Bloomberg poured more than $64 million into the Sierra Club’s political war chest to help the group fight President Donald Trump’s efforts to resuscitate the fortunes of a beleaguered coal country. The war on coal began in coal country, not Washington, D.C., he noted in a statement.

“The Trump administration has yet to realize that the war on coal was never led by Washington — and Washington cannot end it,” Bloomberg said, adding that “communities in both red and blue states who are tired of having their air and water poisoned” were the ones leading the charge.

Bloomberg’s announcement came a day after the Trump administration began repealing former President Barack Obama’s Clean Power Plan, which sought to curb greenhouse gas emissions from coal plants. The former mayor has dumped money on similar efforts in the past.

He gave New York University a $6 million grant in August, for instance, to create a center helping attorneys general prevent Trump from nixing climate rules. The grant will go toward the State Energy and Environmental Impact Center, which seeks to escalate attacks against Trump.

The center’s services are open to all attorneys general, but Democrats such as New York’s Eric Schneiderman, California’s Xavier Becerra, and Maryland’s Brian Frosh will likely be the lone recipients, because they have indicated a willingness to drown the president in lawsuits over his climate policies.

The Sierra Club claims that the group’s Beyond Coal campaign has resulted in the closure of 259 U.S. coal plants since the effort began in 2010. The campaign has cobbled together opposition to coal-fired power, and enticed state regulators and utility owners to mothball coal plants throughout the country.
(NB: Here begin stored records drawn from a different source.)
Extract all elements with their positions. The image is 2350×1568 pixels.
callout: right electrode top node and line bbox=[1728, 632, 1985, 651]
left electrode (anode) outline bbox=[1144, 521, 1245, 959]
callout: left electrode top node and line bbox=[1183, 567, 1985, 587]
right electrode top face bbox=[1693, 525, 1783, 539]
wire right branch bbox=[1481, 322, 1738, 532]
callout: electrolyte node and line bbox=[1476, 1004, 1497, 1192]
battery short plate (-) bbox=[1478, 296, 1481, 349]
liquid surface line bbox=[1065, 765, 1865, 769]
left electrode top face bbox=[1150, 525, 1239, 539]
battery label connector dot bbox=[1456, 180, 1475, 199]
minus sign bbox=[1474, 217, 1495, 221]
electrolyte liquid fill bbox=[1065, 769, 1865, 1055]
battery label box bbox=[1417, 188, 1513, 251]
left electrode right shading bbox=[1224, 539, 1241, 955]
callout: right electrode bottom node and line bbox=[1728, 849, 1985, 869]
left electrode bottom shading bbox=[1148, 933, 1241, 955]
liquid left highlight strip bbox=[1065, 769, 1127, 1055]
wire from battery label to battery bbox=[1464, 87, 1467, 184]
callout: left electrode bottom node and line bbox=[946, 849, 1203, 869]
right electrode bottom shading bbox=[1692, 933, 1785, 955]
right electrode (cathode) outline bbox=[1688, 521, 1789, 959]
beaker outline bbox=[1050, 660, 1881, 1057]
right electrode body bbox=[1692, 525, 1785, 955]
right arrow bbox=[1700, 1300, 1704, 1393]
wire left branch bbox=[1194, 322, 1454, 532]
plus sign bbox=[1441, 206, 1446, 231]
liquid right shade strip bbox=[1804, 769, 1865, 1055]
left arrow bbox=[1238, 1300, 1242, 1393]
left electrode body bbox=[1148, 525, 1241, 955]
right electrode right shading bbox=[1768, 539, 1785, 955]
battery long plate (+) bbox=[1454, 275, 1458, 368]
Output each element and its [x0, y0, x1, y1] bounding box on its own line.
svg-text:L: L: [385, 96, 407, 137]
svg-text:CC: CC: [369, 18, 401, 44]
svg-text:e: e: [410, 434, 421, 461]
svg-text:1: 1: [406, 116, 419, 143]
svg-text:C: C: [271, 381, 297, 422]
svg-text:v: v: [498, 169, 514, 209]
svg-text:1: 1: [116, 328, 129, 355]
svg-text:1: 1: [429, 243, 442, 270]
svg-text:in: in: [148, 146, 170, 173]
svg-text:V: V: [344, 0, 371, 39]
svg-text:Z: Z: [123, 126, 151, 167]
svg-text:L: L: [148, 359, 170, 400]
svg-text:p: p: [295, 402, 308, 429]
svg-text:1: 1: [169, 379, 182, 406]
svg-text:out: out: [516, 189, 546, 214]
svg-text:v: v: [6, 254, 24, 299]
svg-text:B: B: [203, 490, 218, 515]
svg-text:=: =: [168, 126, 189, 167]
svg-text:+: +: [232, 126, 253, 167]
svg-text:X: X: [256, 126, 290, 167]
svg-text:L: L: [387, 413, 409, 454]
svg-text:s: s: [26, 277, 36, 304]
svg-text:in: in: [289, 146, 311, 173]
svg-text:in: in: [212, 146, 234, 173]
Democrats argued during last year’s presidential campaign that natural gas development, and various green energy markets, were responsible for coal country’s hard times. They tried to tamp down claims from conservatives that regulations and anti-coal rhetoric were to blame for the downfall.

The coal industry lost 50,000 jobs from 2008 to 2012 during Obama’s first term, and another 33,300 jobs during his second term, according to federal data. Coal mining currently employs about 69,460 Americans, according to the Bureau of Labor Statistics.

Many ex-coal miners are unemployed in the Appalachian states, some of which have faced very real economic devastation as a result of waves of regulations and market changes. The coal-producing areas of eastern Kentucky have an unemployment rate of 8 percent, and parts of West Virginia have double-digit unemployment.